- Retail banks warn CLARITY Act loopholes could let crypto firms offer yield-like stablecoin products.
- Investment banks support broader crypto legislation, citing clearer rules for trading, staking, and lending.
- Community banks remain split as lawmakers move toward Senate markup after months of negotiations.
A divide is growing among U.S. banks as lawmakers prepare to mark up the CLARITY Act next week following months of negotiations over stablecoin yield rules. According to Crypto In America, large retail-focused banks continue opposing the latest compromise language, while institutions with limited consumer exposure increasingly support advancing the broader crypto legislation.
Retail Banks Push Back On Yield Language
Major banking trade groups said the revised stablecoin provisions still leave room for crypto firms to offer yield-like products. The Bank Policy Institute, American Bankers Association, and Independent Community Bankers of America criticized the latest text released by Senators Thom Tillis and Angela Alsobrooks.
According to Crypto In America, some retail banks believe firms like Coinbase and Stripe could still structure products resembling interest-bearing accounts. Sources from large consumer banks argued the wording remains too narrow despite language prohibiting “economically or functionally equivalent” banking products.
Meanwhile, these groups plan additional outreach to Senate Banking Committee members before the markup process begins. One banking source told Crypto In America the proposal does not fully eliminate stablecoin yield structures.
Investment Banks Favor Broader Crypto Access
However, several institutions without major retail deposit businesses appear more open to the compromise framework. Firms including Goldman Sachs, BNY, and Morgan Stanley reportedly support advancing the legislation.

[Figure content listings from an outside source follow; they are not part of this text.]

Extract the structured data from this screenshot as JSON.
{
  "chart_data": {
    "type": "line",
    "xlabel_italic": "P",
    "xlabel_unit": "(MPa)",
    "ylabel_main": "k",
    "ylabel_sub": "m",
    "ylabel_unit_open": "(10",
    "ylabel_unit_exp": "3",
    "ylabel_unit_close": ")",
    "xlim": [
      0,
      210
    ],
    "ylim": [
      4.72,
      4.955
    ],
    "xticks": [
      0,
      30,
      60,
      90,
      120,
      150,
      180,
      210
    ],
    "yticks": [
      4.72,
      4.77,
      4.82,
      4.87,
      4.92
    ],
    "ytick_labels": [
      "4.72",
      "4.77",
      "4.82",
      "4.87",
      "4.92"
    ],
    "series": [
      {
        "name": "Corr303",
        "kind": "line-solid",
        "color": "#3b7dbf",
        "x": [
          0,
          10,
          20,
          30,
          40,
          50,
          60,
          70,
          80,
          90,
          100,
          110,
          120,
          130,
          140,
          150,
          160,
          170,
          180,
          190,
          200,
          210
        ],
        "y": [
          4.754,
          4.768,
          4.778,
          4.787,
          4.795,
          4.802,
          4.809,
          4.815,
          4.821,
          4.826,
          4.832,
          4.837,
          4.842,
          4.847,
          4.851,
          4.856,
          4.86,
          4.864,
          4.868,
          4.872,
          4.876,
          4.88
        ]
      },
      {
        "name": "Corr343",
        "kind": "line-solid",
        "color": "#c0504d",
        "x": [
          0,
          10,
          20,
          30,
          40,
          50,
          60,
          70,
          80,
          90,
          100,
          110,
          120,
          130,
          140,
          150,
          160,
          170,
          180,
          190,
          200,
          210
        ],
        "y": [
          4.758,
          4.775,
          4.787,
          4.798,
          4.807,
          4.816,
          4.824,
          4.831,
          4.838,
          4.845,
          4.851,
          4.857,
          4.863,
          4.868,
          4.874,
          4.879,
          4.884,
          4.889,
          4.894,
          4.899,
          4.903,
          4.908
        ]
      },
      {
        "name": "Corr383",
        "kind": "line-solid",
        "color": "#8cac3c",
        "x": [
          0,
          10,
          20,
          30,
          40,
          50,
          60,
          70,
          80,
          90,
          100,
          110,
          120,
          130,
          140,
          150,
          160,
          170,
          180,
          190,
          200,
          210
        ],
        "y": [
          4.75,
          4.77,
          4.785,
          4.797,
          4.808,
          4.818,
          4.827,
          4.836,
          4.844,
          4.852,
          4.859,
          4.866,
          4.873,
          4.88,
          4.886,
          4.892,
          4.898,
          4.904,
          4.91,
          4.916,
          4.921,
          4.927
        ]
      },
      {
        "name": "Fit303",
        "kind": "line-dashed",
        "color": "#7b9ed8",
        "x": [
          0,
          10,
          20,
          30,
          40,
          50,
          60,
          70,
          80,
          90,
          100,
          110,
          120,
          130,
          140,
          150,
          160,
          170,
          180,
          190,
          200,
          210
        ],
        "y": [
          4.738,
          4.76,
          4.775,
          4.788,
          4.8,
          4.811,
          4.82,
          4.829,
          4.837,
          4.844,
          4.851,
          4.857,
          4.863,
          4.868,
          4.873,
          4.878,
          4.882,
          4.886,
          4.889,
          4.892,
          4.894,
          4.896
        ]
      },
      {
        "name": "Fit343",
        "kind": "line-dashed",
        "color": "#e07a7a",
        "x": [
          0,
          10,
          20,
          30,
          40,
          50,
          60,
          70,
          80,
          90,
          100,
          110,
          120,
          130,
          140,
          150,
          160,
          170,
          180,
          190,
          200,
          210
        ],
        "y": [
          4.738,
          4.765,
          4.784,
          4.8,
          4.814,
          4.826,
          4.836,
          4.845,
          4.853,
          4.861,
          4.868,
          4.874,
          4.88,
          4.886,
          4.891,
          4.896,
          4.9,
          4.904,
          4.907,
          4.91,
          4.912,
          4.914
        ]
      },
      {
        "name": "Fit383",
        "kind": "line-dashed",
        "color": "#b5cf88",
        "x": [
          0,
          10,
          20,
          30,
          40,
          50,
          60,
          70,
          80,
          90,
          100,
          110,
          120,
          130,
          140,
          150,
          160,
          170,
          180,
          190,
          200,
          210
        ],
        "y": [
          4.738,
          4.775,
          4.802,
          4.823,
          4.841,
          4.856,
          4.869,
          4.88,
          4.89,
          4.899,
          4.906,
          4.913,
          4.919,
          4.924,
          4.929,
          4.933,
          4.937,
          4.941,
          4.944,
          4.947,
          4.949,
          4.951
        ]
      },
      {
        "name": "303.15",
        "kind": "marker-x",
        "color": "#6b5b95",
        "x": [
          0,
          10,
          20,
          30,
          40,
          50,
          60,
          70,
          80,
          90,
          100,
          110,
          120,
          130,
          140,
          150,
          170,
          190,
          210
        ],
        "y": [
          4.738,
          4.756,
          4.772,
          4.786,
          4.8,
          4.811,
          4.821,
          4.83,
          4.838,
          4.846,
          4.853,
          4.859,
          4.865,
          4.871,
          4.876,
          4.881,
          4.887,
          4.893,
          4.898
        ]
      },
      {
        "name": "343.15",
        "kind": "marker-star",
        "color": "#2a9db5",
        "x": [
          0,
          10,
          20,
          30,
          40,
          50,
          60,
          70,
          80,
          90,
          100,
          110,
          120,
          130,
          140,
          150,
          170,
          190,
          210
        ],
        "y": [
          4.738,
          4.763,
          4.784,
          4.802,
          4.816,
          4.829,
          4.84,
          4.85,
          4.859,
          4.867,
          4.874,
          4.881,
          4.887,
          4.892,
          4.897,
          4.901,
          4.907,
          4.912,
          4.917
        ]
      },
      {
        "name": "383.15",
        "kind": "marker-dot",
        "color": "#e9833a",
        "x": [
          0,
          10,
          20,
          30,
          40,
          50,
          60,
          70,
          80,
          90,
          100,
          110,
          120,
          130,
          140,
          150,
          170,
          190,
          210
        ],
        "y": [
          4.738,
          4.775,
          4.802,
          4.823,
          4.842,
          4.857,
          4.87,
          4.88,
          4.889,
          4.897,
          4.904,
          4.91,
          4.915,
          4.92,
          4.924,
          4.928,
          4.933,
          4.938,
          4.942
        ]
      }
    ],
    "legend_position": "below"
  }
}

The CLARITY Act would provide clearer regulatory treatment for crypto-related banking activities. These include trading, staking, lending, and future infrastructure tied to portfolio margining.
Additionally, the legislation limits future regulators from restricting activities considered financial in nature under the Bank Holding Company Act. This structure could expand institutional access to digital asset markets valued near $3 trillion.
Community Banks Remain Divided On Risks
Smaller community banks continue debating how stablecoins may affect deposits and lending activity. The Independent Community Bankers of America publicly opposed the current compromise language.
However, some regional lenders privately backed the proposal, according to Crypto In America. One community bank described the framework as a “fair compromise” focused more on payments than savings products.
Meanwhile, lawmakers signaled negotiations may already be complete. Senator Cynthia Lummis stated Monday that the text had been finalized.